FIM À CEGUEIRA

Cientistas do Rio de Janeiro traçam rota para visão mais jovem

Oftalmologista consultando paciente em contexto de terapia para rejuvenescimento dos olhos
A pesquisa busca oferecer novas esperanças para pacientes com doenças oculares degenerativas.

Inspirada em Prêmio Nobel, terapia busca restaurar funções da retina e transformar tratamentos de doenças como glaucoma e degeneração macular.

Uma nova linha de pesquisa, desenvolvida por cientistas do Instituto D’Or de Pesquisa e Ensino (IDOR) e da Universidade Federal do Rio de Janeiro (UFRJ) em parceria com instituições nacionais e internacionais, está gerando grande expectativa na comunidade científica. A equipe revelou, nesta sexta-feira, 15/05/2026, avanços promissores em uma terapia que busca "rejuvenescer" células da retina, visando combater o envelhecimento ocular e doenças degenerativas da visão.
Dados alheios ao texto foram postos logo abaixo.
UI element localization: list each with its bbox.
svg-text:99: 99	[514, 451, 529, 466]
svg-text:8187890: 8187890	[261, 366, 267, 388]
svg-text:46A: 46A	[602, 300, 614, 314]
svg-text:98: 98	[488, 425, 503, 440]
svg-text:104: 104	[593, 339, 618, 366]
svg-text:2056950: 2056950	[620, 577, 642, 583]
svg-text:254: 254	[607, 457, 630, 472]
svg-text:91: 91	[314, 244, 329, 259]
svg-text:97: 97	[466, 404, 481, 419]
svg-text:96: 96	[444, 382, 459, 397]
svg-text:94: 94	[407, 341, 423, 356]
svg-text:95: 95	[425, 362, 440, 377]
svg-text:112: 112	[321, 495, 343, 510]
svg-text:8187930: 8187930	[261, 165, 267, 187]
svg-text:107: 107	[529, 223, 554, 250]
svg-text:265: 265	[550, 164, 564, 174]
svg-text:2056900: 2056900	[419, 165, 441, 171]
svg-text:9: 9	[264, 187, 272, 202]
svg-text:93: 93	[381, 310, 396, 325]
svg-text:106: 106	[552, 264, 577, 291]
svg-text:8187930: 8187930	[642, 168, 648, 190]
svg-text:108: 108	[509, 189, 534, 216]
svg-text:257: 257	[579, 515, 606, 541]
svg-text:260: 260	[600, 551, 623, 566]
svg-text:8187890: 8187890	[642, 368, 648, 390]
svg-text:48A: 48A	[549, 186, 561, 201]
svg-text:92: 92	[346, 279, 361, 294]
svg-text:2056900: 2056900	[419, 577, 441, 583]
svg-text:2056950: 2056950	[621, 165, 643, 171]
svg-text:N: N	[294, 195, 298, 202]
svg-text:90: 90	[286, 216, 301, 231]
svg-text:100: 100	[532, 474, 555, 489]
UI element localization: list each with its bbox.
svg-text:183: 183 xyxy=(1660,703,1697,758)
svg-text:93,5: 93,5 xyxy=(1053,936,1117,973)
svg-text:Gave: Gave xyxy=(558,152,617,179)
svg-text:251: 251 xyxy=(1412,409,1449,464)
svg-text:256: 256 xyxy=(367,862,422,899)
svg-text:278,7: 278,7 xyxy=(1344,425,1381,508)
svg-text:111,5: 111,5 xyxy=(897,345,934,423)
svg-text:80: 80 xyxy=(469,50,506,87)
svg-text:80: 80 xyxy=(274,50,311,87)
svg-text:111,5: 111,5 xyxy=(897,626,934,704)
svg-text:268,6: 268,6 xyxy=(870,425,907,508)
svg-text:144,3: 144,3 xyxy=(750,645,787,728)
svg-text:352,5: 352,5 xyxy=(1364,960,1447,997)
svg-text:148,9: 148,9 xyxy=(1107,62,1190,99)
Esta abordagem, que emprega mecanismos de reprogramação celular, promete restaurar funções perdidas e recuperar tecidos danificados sem alterar a identidade das células, acendendo uma luz de esperança para milhões de pessoas que enfrentam a perda da visão e que terão sua dignidade e qualidade de vida potencialmente restauradas.

O avanço representa uma possível revolução na forma de tratar condições ligadas ao envelhecimento ocular, como glaucoma, degeneração macular e neuropatias ópticas, que hoje afetam uma parcela significativa da população global. Diferente das terapias convencionais, que muitas vezes apenas retardam a progressão, este método busca atuar diretamente no processo biológico de envelhecimento das células da retina, oferecendo uma intervenção mais profunda e potencialmente restauradora.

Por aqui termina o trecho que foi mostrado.